Enthusiast's obviously have to check every detail of any purchase to be sure of what your buying so would be fine with vast amounts of the same looking stuff and are apparently.
 
I think the biggest issue is that you can simply get a lot of the performance by OCing your existing GPU, Nvidia or AMD, releasing newer "variants" with better memory but similar names (& virtually the exact same chips) are just stagnating the market!
 
Like a G6. ;)
 
Not bad, the final death nail in the planet killing Polaris coffin.
 
Some AIB should make a low-profile card, then these would a perfect card for those cheap SFF PCs to turn 'em into a low-power and cheap lightweight gaming PCs. :)

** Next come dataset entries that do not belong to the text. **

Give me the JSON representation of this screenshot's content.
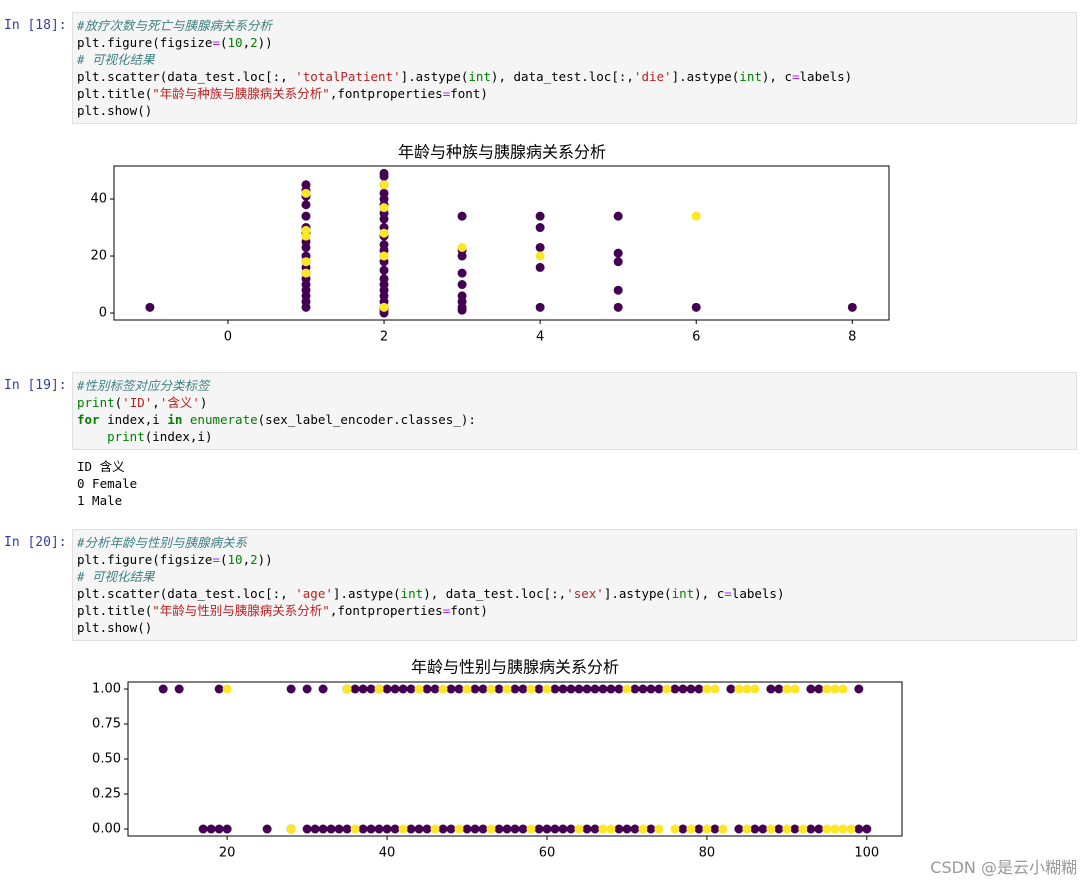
{
  "cells": [
    {
      "prompt": "In [18]:",
      "code": [
        "#放疗次数与死亡与胰腺病关系分析",
        "plt.figure(figsize=(10,2))",
        "# 可视化结果",
        "plt.scatter(data_test.loc[:, 'totalPatient'].astype(int), data_test.loc[:,'die'].astype(int), c=labels)",
        "plt.title(\"年龄与种族与胰腺病关系分析\",fontproperties=font)",
        "plt.show()"
      ]
    },
    {
      "prompt": "In [19]:",
      "code": [
        "#性别标签对应分类标签",
        "print('ID','含义')",
        "for index,i in enumerate(sex_label_encoder.classes_):",
        "    print(index,i)"
      ],
      "output": [
        "ID 含义",
        "0 Female",
        "1 Male"
      ]
    },
    {
      "prompt": "In [20]:",
      "code": [
        "#分析年龄与性别与胰腺病关系",
        "plt.figure(figsize=(10,2))",
        "# 可视化结果",
        "plt.scatter(data_test.loc[:, 'age'].astype(int), data_test.loc[:,'sex'].astype(int), c=labels)",
        "plt.title(\"年龄与性别与胰腺病关系分析\",fontproperties=font)",
        "plt.show()"
      ]
    }
  ],
  "chart_data": [
    {
      "type": "scatter",
      "title": "年龄与种族与胰腺病关系分析",
      "xlim": [
        -1.46,
        8.47
      ],
      "xticks": [
        0,
        2,
        4,
        6,
        8
      ],
      "ylim": [
        -2.45,
        51.6
      ],
      "yticks": [
        0,
        20,
        40
      ],
      "series": [
        {
          "color": "#440154",
          "x": [
            -1,
            1,
            1,
            1,
            1,
            1,
            1,
            1,
            1,
            1,
            1,
            1,
            1,
            1,
            1,
            1,
            1,
            1,
            1,
            1,
            2,
            2,
            2,
            2,
            2,
            2,
            2,
            2,
            2,
            2,
            2,
            2,
            2,
            2,
            2,
            2,
            2,
            2,
            2,
            2,
            2,
            2,
            2,
            3,
            3,
            3,
            3,
            3,
            3,
            3,
            3,
            3,
            4,
            4,
            4,
            4,
            4,
            5,
            5,
            5,
            5,
            5,
            6,
            8
          ],
          "values": [
            2,
            2,
            4,
            6,
            8,
            10,
            12,
            14,
            16,
            18,
            20,
            23,
            25,
            28,
            30,
            34,
            38,
            41,
            43,
            45,
            0,
            1,
            2,
            4,
            6,
            8,
            10,
            12,
            15,
            18,
            20,
            22,
            24,
            27,
            30,
            33,
            35,
            38,
            40,
            42,
            45,
            48,
            49,
            1,
            2,
            4,
            6,
            10,
            14,
            20,
            22,
            34,
            2,
            16,
            23,
            30,
            34,
            2,
            8,
            18,
            21,
            34,
            2,
            2
          ]
        },
        {
          "color": "#fde725",
          "x": [
            1,
            1,
            1,
            1,
            1,
            2,
            2,
            2,
            2,
            2,
            3,
            4,
            6
          ],
          "values": [
            14,
            18,
            27,
            29,
            42,
            2,
            20,
            28,
            37,
            45,
            23,
            20,
            34
          ]
        }
      ]
    },
    {
      "type": "scatter",
      "title": "年龄与性别与胰腺病关系分析",
      "xlim": [
        7.6,
        104.4
      ],
      "xticks": [
        20,
        40,
        60,
        80,
        100
      ],
      "ylim": [
        -0.05,
        1.05
      ],
      "yticks": [
        {
          "value": 0,
          "label": "0.00"
        },
        {
          "value": 0.25,
          "label": "0.25"
        },
        {
          "value": 0.5,
          "label": "0.50"
        },
        {
          "value": 0.75,
          "label": "0.75"
        },
        {
          "value": 1,
          "label": "1.00"
        }
      ],
      "series": [
        {
          "color": "#440154",
          "x": [
            12,
            14,
            19,
            28,
            30,
            32,
            35,
            36,
            37,
            38,
            39,
            40,
            41,
            42,
            43,
            45,
            46,
            48,
            49,
            51,
            52,
            54,
            56,
            57,
            59,
            61,
            62,
            63,
            64,
            65,
            66,
            67,
            68,
            69,
            71,
            72,
            73,
            74,
            76,
            77,
            78,
            79,
            83,
            88,
            89,
            93,
            94,
            99
          ],
          "values": [
            1,
            1,
            1,
            1,
            1,
            1,
            1,
            1,
            1,
            1,
            1,
            1,
            1,
            1,
            1,
            1,
            1,
            1,
            1,
            1,
            1,
            1,
            1,
            1,
            1,
            1,
            1,
            1,
            1,
            1,
            1,
            1,
            1,
            1,
            1,
            1,
            1,
            1,
            1,
            1,
            1,
            1,
            1,
            1,
            1,
            1,
            1,
            1
          ]
        },
        {
          "color": "#440154",
          "x": [
            17,
            18,
            19,
            20,
            25,
            28,
            30,
            31,
            32,
            33,
            34,
            35,
            37,
            38,
            39,
            40,
            41,
            43,
            44,
            45,
            47,
            48,
            50,
            51,
            52,
            54,
            55,
            56,
            57,
            59,
            60,
            61,
            62,
            63,
            65,
            66,
            69,
            70,
            71,
            73,
            77,
            79,
            81,
            84,
            86,
            87,
            89,
            91,
            93,
            94,
            99,
            100
          ],
          "values": [
            0,
            0,
            0,
            0,
            0,
            0,
            0,
            0,
            0,
            0,
            0,
            0,
            0,
            0,
            0,
            0,
            0,
            0,
            0,
            0,
            0,
            0,
            0,
            0,
            0,
            0,
            0,
            0,
            0,
            0,
            0,
            0,
            0,
            0,
            0,
            0,
            0,
            0,
            0,
            0,
            0,
            0,
            0,
            0,
            0,
            0,
            0,
            0,
            0,
            0,
            0,
            0
          ]
        },
        {
          "color": "#fde725",
          "x": [
            20,
            35,
            39,
            44,
            47,
            50,
            53,
            55,
            58,
            60,
            70,
            75,
            80,
            81,
            84,
            85,
            86,
            90,
            91,
            95,
            96,
            97
          ],
          "values": [
            1,
            1,
            1,
            1,
            1,
            1,
            1,
            1,
            1,
            1,
            1,
            1,
            1,
            1,
            1,
            1,
            1,
            1,
            1,
            1,
            1,
            1
          ]
        },
        {
          "color": "#fde725",
          "x": [
            28,
            36,
            42,
            46,
            49,
            53,
            58,
            64,
            67,
            68,
            72,
            74,
            76,
            78,
            80,
            82,
            85,
            88,
            90,
            92,
            95,
            96,
            97,
            98
          ],
          "values": [
            0,
            0,
            0,
            0,
            0,
            0,
            0,
            0,
            0,
            0,
            0,
            0,
            0,
            0,
            0,
            0,
            0,
            0,
            0,
            0,
            0,
            0,
            0,
            0
          ]
        }
      ]
    }
  ],
  "watermark": "CSDN @是云小糊糊"
}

edit: Well damn, MSI has a low-profile version.
 
Seems like just yesterday when they added DDR5 to the low end segment...Oh how far we've come.
 
Seems like just yesterday when they added DDR5 to the low end segment...Oh how far we've come.
But with GT 1030, the GDDR5 version can now be consired as a premium card. :D
 
My Sapphire Nitro RX 580 finds your lack of faith disturbing :laugh:
Look at you - regularily mocking Intel CPU power consumption and still using an RX 580 in 2020...
This is just inventory dump before next gen launch.
GDDR5 inventory is running out. They just replaced it with what's more common today. A few extra % performance is just a nice side effect.

If anything, this is more likely a sign that next generation (Ampere) isn't happening anytime soon.
 
Can't believe I'm agreeing with notb but yeah Ampere seems to be headed late Q4 or 1H of 2021 now especially with the great recession/depression incoming!
 
Downclocked cards, anyone catch that?
 
Look at you - regularily mocking Intel CPU power consumption and still using an RX 580 in 2020...

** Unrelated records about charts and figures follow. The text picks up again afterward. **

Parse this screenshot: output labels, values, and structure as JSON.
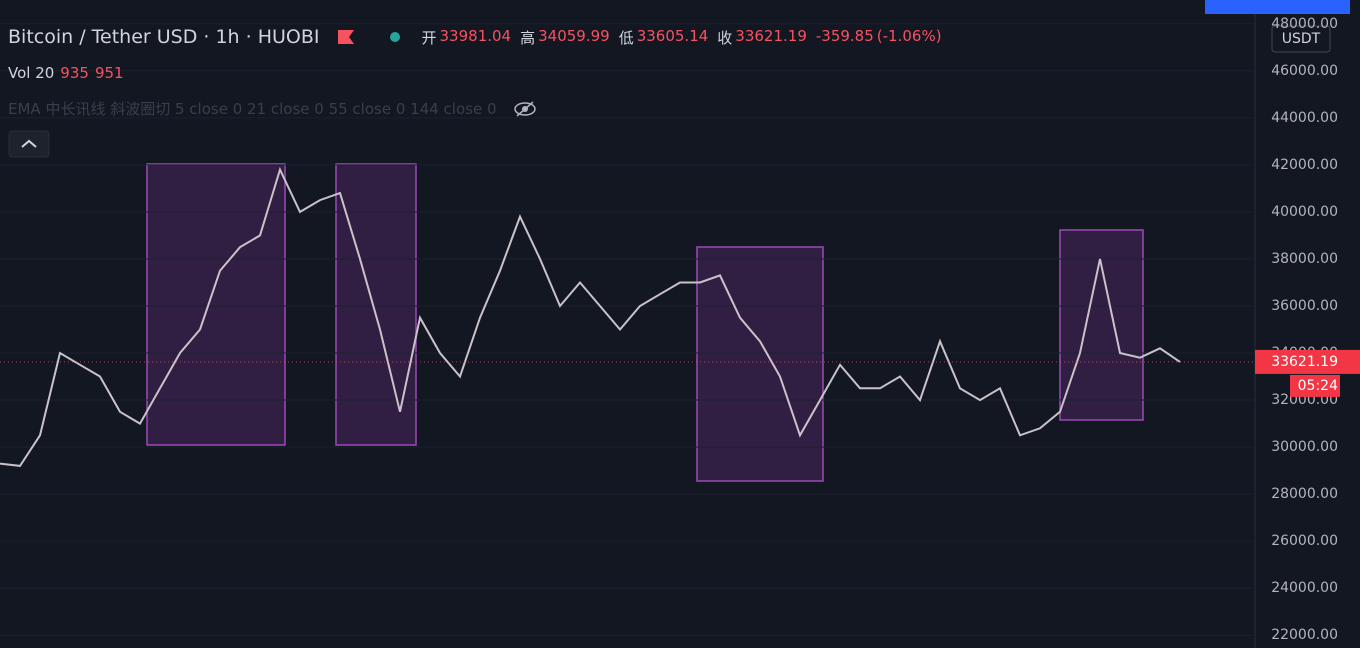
{
  "chart_data": {
    "type": "line",
    "title": "Bitcoin / Tether USD · 1h · HUOBI",
    "ohlc": {
      "open_label": "开",
      "open": 33981.04,
      "high_label": "高",
      "high": 34059.99,
      "low_label": "低",
      "low": 33605.14,
      "close_label": "收",
      "close": 33621.19,
      "change": -359.85,
      "change_percent": "(-1.06%)"
    },
    "volume": {
      "label": "Vol 20",
      "values": [
        935,
        951
      ]
    },
    "ema_label": "EMA 中长讯线 斜波圈切 5 close 0 21 close 0 55 close 0 144 close 0",
    "currency": "USDT",
    "countdown": "05:24",
    "color": "#c9c2c8",
    "values": [
      29300,
      29200,
      30500,
      34000,
      33500,
      33000,
      31500,
      31000,
      32500,
      34000,
      35000,
      37500,
      38500,
      39000,
      41800,
      40000,
      40500,
      40800,
      38000,
      35000,
      31500,
      35500,
      34000,
      33000,
      35500,
      37500,
      39800,
      38000,
      36000,
      37000,
      36000,
      35000,
      36000,
      36500,
      37000,
      37000,
      37300,
      35500,
      34500,
      33000,
      30500,
      32000,
      33500,
      32500,
      32500,
      33000,
      32000,
      34500,
      32500,
      32000,
      32500,
      30500,
      30800,
      31500,
      34000,
      38000,
      34000,
      33800,
      34200,
      33621.19
    ],
    "ylim": [
      21500,
      48500
    ],
    "yticks": [
      {
        "value": 48000,
        "label": "48000.00"
      },
      {
        "value": 46000,
        "label": "46000.00"
      },
      {
        "value": 44000,
        "label": "44000.00"
      },
      {
        "value": 42000,
        "label": "42000.00"
      },
      {
        "value": 40000,
        "label": "40000.00"
      },
      {
        "value": 38000,
        "label": "38000.00"
      },
      {
        "value": 36000,
        "label": "36000.00"
      },
      {
        "value": 34000,
        "label": "34000.00"
      },
      {
        "value": 32000,
        "label": "32000.00"
      },
      {
        "value": 30000,
        "label": "30000.00"
      },
      {
        "value": 28000,
        "label": "28000.00"
      },
      {
        "value": 26000,
        "label": "26000.00"
      },
      {
        "value": 24000,
        "label": "24000.00"
      },
      {
        "value": 22000,
        "label": "22000.00"
      }
    ],
    "grid": true
  }
}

It was *supposed* to be a joke :rolleyes:

And yes, I'm still using an RX 580 in 2020. It's been a dependable, hassle-free GPU that has saved my butt on multiple occasions during the past few weeks. And I don't recall it being a crime to still own one (or even buy new) in 2020. :wtf:
 
That might actually happen.
I’m only being half funny about it. We have no idea how much Polaris stock there is out there, but I don’t know if the chips themselves can support GDDR6. Is it drop-in compatible?
 
I’m only being half funny about it. We have no idea how much Polaris stock there is out there, but I don’t know if the chips themselves can support GDDR6. Is it drop-in compatible?

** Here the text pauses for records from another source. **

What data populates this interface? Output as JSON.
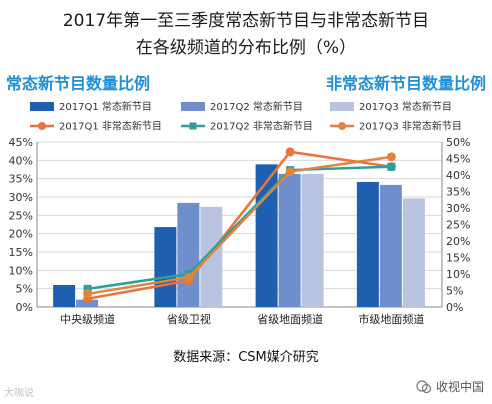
{
  "title_line1": "2017年第一至三季度常态新节目与非常态新节目",
  "title_line2": "在各级频道的分布比例（%）",
  "left_axis_title": "常态新节目数量比例",
  "right_axis_title": "非常态新节目数量比例",
  "source": "数据来源：CSM媒介研究",
  "watermark_left": "大咖说",
  "watermark_right": "收视中国",
  "chart_data": {
    "type": "bar",
    "categories": [
      "中央级频道",
      "省级卫视",
      "省级地面频道",
      "市级地面频道"
    ],
    "bar_series": [
      {
        "name": "2017Q1 常态新节目",
        "color": "#1f5fb0",
        "values": [
          6.0,
          21.8,
          38.9,
          34.1
        ]
      },
      {
        "name": "2017Q2 常态新节目",
        "color": "#6f8fcc",
        "values": [
          2.0,
          28.4,
          36.3,
          33.3
        ]
      },
      {
        "name": "2017Q3 常态新节目",
        "color": "#b8c3df",
        "values": [
          0.0,
          27.3,
          36.3,
          29.6
        ]
      }
    ],
    "line_series": [
      {
        "name": "2017Q1 非常态新节目",
        "color": "#e8743b",
        "marker": "circle",
        "values": [
          2.5,
          8.0,
          47.0,
          42.5
        ]
      },
      {
        "name": "2017Q2 非常态新节目",
        "color": "#2e9e9a",
        "marker": "square",
        "values": [
          5.5,
          10.0,
          41.5,
          42.5
        ]
      },
      {
        "name": "2017Q3 非常态新节目",
        "color": "#e0843e",
        "marker": "circle",
        "values": [
          4.0,
          9.0,
          41.0,
          45.5
        ]
      }
    ],
    "left_axis": {
      "min": 0,
      "max": 45,
      "step": 5,
      "tick_labels": [
        "0%",
        "5%",
        "10%",
        "15%",
        "20%",
        "25%",
        "30%",
        "35%",
        "40%",
        "45%"
      ]
    },
    "right_axis": {
      "min": 0,
      "max": 50,
      "step": 5,
      "tick_labels": [
        "0%",
        "5%",
        "10%",
        "15%",
        "20%",
        "25%",
        "30%",
        "35%",
        "40%",
        "45%",
        "50%"
      ]
    },
    "grid": true,
    "legend_placement": "top"
  }
}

If AMD is so desperate to use the old GLOBALFOUNDRIES processes, they better backport Navi and release GPUs with up-to-date features.
Remember Polaris is a 2015-2016 technology and doesn't support things.
 
I hold "hope" for the "Navi 14 ULA" Chip used in the Radeon Pro 5500M with it's 1536 Shaders/ 96TMU's it's the full Navi 14 part. If it could run at the XT's 1607MHz/1845MHz Base/Boost and the 1750 MHz memory and say <150W TDP it would be a nice $200 part. If that could offer 10% jump in performance it's what Navi 14 was meant to be.

Although I think RTG will just up that same design with RDNA2 and leverage price-performance at existing price-points, running at improved clock speeds while not perhaps the 50% performance/Watt being claimed but perhaps a 120W TDP.